Scott Brown's desire to block health care reform has been one of the key points of his platform. Without health care reform, we're left with an employer-based system in which many employers will engage in a race to the bottom, trying to lower financial cost at the cost of their employees' health.
Scott Brown seems to be fine with that. Hell, he seems to be participating in that. Brown was asked whether he was providing his campaign staff with health coverage after TPMDC reported that:
TPMDC reviewed campaign finance reports showing more than a dozen Brown staffers being paid for "strategy consulting," an unusual label for low-level aides. We asked the campaign about the designation and whether they have paid payroll taxes.
Campaign spokesman Felix Browne told TPMDC the campaign is aided by "volunteers and paid staff who are compensated as independent contractors in accordance with the Massachusetts independent contractor law."
Typically, Brown's response was to say, a la Bill O'Reilly, that he didn't know what that was, he never seen that, before releasing a statement through a spokesperson somewhat later.
The candidate initially told the Globe between campaign appearances this morning, "I don't have any idea what she's talking about" and directed Coakley to his lawyers. After apparently being briefed by his staff, he described the provisions for his workers' coverage at a later campaign stop, emphasizing that they were happy with the arrangement.
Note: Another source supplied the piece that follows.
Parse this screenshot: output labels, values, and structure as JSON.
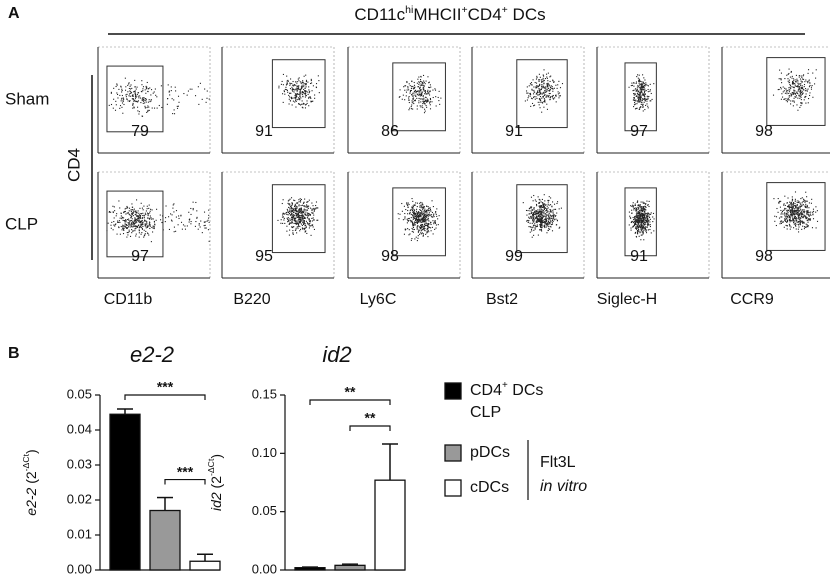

(His claim is that they're independent contractors who have existing health coverage or are being paid extra to allow them to buy it -- as TPMDC says, an unusual arrangement for a campaign)
After Brown said to ask his lawyers about his health care arrangements, someone did. Saying they were evasive would imply that they even pretended to answer.
Basically, Scott Brown is actively part of the problem he's trying to prevent from being solved.